But despite the protection offered by LLP arrangements, the best safeguards are risk management and quality control, says Robert Derry-Evans. Robert Derry-Evans is managing partner at Cameron McKenna. After the last election it was uncertain whether the new government would pick up the baton left by the previous administration and run with proposals to legislate for the creation of “Limited Liability Partnerships” (LLPs) in the UK.
LLPs – a hybrid form of partnership conferring a degree of limited liability protection upon individual partners in certain circumstances – has been the subject of much professional discussion. The publication last month of a further consultation document and draft bill on the topic suggests that UK LLP status may soon be an option for all professionals to consider.
The consultation document highlights the purpose of the proposed legislation to add to the choice of organisational set-ups legally available to businesses in the UK, and to provide a new option so that people can have the security of carrying on business in common with limited liability. This is, however, subject to safeguards for those with whom LLPs do business.

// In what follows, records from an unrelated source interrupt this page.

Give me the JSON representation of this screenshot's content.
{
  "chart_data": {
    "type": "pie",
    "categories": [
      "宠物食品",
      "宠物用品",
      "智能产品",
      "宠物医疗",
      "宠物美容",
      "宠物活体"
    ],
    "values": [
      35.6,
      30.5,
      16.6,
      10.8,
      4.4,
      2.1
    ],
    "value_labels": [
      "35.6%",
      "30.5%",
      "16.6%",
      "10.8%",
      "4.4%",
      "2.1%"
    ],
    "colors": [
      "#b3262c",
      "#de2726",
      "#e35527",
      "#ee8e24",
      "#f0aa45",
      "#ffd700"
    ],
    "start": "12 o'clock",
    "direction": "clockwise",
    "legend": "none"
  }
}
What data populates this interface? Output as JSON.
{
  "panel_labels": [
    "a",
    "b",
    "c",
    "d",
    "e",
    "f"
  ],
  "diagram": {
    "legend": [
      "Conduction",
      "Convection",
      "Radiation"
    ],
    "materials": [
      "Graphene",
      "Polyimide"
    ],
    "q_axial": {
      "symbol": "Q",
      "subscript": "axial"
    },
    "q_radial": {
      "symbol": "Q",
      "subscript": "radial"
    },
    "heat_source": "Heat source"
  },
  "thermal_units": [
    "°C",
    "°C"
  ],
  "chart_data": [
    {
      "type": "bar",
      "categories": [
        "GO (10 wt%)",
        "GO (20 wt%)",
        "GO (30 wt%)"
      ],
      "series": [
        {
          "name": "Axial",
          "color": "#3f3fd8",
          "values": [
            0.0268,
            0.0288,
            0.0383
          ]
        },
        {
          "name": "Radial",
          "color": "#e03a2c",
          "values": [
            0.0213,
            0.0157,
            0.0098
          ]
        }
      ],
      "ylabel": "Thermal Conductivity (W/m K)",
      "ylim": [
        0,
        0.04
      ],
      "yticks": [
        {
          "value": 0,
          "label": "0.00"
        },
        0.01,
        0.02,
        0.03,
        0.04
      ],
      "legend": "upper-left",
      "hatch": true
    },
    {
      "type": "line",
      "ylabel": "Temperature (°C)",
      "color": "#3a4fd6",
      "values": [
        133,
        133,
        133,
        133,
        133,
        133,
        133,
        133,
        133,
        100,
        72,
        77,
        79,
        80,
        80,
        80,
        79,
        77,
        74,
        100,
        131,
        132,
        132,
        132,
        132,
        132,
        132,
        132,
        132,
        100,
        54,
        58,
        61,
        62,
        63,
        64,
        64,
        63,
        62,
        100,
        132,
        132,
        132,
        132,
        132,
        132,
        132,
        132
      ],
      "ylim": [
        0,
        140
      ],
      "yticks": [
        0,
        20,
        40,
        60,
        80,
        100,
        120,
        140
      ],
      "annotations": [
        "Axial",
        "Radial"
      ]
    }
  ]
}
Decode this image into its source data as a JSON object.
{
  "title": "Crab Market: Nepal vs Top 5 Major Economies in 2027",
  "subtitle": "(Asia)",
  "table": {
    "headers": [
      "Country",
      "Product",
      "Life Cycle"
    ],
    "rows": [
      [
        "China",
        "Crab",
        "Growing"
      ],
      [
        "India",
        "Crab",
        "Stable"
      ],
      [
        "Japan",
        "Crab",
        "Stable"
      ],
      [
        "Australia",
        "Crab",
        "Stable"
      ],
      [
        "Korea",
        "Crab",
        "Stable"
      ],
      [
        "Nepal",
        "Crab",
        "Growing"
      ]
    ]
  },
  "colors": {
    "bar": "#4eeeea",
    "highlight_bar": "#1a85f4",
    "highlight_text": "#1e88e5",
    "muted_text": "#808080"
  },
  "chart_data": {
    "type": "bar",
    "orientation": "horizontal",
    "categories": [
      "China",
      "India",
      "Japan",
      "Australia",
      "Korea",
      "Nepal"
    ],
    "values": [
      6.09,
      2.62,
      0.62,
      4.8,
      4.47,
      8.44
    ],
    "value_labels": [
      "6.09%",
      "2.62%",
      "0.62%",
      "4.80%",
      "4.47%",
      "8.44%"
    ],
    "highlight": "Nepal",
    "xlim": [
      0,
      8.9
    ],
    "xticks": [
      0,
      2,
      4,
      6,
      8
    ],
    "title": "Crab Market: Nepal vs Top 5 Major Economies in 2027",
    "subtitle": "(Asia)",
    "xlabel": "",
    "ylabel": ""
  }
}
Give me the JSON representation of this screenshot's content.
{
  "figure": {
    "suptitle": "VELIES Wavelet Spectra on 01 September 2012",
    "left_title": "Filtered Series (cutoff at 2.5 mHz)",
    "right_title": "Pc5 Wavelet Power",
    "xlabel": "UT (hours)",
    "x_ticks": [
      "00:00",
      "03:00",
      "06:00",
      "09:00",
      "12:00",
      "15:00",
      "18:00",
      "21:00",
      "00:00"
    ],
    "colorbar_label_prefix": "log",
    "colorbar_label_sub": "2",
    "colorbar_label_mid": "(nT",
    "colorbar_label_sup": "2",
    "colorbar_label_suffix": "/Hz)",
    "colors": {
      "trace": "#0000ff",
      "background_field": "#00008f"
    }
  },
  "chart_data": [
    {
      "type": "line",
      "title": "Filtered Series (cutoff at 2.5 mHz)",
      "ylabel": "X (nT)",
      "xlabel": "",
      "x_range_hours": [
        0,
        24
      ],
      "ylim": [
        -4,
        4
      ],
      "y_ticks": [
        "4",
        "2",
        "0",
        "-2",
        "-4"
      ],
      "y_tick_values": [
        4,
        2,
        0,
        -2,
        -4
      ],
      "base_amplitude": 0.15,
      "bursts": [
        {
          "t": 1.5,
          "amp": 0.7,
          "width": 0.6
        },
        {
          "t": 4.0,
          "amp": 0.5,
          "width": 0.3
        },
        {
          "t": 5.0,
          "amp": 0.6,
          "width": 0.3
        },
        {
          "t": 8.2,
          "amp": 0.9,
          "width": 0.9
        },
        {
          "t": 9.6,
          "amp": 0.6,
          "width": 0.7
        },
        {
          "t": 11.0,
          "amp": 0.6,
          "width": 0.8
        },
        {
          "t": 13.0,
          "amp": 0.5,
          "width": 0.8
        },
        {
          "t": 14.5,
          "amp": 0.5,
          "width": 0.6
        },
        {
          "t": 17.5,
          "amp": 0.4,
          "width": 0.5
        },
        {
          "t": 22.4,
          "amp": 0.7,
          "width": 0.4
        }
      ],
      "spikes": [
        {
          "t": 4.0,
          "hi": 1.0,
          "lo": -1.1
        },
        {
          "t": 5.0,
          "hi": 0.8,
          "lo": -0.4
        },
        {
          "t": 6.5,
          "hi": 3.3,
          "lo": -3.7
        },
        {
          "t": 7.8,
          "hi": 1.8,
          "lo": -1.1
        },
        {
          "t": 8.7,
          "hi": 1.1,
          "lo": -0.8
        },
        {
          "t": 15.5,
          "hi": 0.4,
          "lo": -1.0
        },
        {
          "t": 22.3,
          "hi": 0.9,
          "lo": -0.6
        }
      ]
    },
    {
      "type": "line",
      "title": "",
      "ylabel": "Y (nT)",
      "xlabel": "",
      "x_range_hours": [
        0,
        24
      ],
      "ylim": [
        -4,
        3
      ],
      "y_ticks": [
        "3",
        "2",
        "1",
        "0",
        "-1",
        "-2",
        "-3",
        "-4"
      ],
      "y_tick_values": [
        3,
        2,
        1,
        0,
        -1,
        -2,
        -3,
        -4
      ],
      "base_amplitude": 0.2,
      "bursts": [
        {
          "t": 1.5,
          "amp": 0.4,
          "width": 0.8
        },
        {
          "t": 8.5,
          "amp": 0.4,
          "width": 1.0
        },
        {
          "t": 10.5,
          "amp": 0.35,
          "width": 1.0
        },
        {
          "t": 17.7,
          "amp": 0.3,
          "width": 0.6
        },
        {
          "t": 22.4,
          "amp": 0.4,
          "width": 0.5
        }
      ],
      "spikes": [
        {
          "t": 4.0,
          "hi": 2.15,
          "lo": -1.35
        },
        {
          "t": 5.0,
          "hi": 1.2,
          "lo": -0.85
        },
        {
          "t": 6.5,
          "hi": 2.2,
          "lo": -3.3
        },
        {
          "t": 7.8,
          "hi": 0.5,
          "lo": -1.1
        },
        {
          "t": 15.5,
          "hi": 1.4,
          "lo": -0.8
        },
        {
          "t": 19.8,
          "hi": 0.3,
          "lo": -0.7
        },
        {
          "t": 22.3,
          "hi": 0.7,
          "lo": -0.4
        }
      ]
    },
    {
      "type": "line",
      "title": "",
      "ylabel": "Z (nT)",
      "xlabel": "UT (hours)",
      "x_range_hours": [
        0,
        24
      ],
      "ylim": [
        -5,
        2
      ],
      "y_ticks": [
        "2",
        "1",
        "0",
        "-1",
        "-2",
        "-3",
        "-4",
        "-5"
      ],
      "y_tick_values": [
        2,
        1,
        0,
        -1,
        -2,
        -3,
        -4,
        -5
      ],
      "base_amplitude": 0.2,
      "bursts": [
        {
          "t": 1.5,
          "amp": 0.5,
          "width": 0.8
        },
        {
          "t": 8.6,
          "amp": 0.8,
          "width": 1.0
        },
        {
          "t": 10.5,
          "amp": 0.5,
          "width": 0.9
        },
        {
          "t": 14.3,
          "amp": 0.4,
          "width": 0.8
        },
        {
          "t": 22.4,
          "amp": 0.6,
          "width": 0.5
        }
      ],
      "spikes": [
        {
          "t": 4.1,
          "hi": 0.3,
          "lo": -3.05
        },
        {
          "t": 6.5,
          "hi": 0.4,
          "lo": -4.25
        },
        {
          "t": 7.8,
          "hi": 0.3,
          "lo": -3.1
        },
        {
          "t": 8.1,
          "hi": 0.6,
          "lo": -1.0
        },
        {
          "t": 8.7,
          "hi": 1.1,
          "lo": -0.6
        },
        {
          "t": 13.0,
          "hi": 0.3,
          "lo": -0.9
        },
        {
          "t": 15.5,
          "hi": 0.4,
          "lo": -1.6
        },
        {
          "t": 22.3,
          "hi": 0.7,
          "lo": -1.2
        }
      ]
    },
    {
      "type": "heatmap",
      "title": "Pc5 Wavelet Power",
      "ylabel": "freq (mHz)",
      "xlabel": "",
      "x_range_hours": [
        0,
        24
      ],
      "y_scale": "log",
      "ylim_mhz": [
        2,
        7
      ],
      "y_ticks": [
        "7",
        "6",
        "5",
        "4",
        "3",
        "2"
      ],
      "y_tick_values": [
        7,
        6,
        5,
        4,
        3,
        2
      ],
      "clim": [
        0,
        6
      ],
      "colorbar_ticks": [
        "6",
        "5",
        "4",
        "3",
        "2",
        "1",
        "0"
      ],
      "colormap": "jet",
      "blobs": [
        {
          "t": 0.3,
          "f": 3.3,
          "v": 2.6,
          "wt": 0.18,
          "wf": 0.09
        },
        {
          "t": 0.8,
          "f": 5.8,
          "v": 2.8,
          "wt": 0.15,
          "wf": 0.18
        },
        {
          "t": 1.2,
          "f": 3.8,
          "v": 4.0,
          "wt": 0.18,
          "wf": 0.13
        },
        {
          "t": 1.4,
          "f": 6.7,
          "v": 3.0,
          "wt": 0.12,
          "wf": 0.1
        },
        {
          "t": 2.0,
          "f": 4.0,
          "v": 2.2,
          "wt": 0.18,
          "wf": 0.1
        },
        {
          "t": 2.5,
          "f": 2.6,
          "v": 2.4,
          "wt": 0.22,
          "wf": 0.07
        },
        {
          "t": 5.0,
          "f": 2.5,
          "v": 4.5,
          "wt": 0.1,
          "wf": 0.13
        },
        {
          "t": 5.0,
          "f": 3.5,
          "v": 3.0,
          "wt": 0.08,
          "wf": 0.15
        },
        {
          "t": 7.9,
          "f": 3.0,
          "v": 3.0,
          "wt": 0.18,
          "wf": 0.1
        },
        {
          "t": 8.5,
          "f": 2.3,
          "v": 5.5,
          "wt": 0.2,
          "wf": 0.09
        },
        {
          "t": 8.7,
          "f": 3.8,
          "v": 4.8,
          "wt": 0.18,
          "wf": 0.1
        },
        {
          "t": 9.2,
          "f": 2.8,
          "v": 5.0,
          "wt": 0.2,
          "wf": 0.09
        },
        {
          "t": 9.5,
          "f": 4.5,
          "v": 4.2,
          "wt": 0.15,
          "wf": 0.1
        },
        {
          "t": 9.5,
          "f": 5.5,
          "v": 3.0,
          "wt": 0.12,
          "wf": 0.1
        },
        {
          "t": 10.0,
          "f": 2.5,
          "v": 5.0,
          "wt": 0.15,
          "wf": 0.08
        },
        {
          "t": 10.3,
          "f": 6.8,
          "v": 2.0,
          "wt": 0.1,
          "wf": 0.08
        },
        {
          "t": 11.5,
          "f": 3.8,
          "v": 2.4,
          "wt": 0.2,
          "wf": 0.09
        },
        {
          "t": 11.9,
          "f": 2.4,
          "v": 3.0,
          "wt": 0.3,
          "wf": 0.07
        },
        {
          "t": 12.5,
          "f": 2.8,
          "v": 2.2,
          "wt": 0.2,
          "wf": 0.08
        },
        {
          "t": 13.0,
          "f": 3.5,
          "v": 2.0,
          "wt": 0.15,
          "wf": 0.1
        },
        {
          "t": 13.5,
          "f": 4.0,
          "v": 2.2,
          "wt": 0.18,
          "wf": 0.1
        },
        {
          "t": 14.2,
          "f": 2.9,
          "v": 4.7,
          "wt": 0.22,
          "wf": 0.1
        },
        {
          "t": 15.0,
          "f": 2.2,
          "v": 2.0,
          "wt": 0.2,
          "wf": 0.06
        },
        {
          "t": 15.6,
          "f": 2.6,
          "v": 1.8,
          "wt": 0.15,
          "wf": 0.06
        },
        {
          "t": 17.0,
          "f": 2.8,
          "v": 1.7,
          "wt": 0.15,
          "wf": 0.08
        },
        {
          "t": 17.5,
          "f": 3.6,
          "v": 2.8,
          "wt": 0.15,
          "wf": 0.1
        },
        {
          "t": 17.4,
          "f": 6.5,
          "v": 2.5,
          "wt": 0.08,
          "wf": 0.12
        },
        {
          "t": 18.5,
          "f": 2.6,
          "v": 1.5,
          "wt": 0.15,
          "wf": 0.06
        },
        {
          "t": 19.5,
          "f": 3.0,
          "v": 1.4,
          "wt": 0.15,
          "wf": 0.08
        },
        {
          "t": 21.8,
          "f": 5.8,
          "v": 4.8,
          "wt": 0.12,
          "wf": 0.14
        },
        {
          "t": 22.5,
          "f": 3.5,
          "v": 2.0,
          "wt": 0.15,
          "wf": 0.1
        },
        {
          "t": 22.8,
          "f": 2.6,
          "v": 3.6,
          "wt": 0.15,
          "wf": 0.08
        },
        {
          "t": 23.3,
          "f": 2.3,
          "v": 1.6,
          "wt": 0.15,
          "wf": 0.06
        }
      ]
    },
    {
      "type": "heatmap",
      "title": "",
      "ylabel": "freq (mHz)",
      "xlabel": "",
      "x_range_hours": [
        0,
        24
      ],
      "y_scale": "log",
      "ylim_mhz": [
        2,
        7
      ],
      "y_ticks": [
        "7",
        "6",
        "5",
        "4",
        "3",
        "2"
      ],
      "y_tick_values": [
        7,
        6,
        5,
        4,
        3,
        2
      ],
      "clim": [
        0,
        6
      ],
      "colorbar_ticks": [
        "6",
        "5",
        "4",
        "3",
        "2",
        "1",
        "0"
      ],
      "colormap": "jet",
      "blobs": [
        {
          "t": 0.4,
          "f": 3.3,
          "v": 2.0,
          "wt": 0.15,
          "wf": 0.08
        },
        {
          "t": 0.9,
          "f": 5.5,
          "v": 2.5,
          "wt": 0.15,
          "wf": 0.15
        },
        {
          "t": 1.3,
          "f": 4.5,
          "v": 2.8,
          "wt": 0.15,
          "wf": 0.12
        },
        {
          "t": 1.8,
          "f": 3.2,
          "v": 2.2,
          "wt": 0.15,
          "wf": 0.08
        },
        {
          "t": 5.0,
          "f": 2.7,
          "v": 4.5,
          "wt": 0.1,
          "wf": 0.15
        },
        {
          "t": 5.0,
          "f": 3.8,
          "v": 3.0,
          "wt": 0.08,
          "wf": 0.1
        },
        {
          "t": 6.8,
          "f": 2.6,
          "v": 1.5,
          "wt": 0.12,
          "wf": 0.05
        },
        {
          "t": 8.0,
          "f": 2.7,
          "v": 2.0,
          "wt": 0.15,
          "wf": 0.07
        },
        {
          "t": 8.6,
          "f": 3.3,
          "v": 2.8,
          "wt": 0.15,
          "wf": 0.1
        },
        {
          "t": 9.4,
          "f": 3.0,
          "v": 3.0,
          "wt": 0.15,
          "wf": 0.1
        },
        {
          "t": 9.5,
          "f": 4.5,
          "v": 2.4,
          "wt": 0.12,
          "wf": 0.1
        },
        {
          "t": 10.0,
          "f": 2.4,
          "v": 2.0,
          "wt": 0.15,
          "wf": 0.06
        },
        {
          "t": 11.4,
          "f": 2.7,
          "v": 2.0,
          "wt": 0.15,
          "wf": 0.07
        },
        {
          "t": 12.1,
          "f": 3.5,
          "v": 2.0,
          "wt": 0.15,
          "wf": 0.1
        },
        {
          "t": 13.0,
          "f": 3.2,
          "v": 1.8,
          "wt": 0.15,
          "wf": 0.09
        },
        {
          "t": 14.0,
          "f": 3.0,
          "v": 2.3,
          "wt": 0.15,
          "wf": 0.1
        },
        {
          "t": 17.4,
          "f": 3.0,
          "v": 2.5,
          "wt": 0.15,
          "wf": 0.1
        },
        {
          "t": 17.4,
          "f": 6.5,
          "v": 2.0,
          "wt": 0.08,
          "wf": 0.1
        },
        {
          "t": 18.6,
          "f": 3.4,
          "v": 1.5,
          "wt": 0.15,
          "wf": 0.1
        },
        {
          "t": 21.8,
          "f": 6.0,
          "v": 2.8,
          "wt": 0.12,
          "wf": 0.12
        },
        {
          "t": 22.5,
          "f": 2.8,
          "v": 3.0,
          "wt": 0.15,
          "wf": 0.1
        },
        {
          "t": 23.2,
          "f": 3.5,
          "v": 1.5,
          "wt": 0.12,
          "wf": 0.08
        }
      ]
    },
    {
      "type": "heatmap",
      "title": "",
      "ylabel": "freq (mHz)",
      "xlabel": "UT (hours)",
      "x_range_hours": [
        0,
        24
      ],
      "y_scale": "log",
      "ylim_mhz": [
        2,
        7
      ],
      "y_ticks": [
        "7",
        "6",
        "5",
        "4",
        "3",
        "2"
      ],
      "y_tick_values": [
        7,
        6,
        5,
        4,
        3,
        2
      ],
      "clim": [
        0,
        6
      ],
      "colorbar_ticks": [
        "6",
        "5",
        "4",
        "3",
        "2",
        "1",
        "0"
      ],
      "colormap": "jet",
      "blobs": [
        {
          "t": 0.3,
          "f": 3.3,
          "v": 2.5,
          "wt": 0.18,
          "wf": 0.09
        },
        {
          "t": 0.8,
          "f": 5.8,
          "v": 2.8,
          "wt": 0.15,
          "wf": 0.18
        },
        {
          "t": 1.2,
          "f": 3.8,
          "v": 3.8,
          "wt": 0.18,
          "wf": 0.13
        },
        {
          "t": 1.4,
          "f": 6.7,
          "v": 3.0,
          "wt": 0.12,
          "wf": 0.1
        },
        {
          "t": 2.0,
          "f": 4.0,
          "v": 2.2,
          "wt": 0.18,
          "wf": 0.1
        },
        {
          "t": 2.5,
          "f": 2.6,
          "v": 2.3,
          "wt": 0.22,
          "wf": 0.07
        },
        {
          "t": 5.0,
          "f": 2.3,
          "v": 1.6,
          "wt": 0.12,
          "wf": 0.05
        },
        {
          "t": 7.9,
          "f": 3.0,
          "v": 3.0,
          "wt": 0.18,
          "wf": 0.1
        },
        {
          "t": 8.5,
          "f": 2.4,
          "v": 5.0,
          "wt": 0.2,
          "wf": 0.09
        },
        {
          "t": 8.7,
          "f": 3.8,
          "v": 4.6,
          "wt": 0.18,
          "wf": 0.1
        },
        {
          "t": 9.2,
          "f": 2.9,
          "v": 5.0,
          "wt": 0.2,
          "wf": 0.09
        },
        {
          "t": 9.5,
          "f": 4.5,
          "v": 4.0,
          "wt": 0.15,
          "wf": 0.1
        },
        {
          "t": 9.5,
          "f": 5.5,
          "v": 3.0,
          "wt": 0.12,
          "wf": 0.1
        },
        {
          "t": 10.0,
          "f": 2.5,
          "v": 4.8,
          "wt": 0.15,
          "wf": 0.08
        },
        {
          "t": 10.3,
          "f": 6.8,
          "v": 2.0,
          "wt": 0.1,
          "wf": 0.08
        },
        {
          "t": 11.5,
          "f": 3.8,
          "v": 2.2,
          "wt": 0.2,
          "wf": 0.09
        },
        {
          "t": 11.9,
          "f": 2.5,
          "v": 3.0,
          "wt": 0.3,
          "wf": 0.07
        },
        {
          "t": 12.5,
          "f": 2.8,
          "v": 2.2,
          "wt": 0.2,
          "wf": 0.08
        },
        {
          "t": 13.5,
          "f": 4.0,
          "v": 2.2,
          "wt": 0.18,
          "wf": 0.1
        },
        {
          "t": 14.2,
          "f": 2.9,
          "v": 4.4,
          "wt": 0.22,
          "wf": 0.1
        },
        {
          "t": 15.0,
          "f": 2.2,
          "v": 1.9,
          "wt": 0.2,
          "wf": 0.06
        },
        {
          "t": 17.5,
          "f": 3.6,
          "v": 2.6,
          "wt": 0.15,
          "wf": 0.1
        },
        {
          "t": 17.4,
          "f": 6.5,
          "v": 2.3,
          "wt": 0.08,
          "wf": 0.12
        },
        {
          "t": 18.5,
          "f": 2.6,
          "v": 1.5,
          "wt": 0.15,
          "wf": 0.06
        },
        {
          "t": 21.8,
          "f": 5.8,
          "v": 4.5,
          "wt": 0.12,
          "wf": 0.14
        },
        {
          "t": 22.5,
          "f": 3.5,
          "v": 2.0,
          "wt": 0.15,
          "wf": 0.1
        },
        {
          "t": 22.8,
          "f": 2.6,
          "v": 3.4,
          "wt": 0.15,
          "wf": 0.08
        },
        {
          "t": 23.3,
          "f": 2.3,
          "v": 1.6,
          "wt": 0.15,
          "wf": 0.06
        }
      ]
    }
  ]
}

When the DTI first published a consultation paper on this topic in 1997, many professionals were concerned that the proposed safeguards specified – in particular the obligation to publish accounts and the so-called “claw back provisions” – were too disadvantageous. The latest proposals, however, make it clear that embracing LLP status will require firms to become subject to a regulatory regime – including a requirement to publicise financial information and to accept a corporate-style insolvency regime – as a price for the better liability protection associated with being an LLP.
It is very important, however, that professionals do not lose sight of the fact that LLP status will not by itself remove the spectre of unlimited liability and exposure to doomsday litigation. I endorse the comments made by my colleague, Stephen Netherway, when he stressed in this same newspaper in June that the most effective means of limiting individual firm liability was to prevent litigation arising in the first place and to implement risk management and quality control strategies. Whatever business medium is chosen, there can never be any substitute for taking such steps.
That said, the possibility of being able to practise within a quasi-incorporated medium, a novel concept under English law, is an interesting prospect. The progress of these proposals will be watched with interest.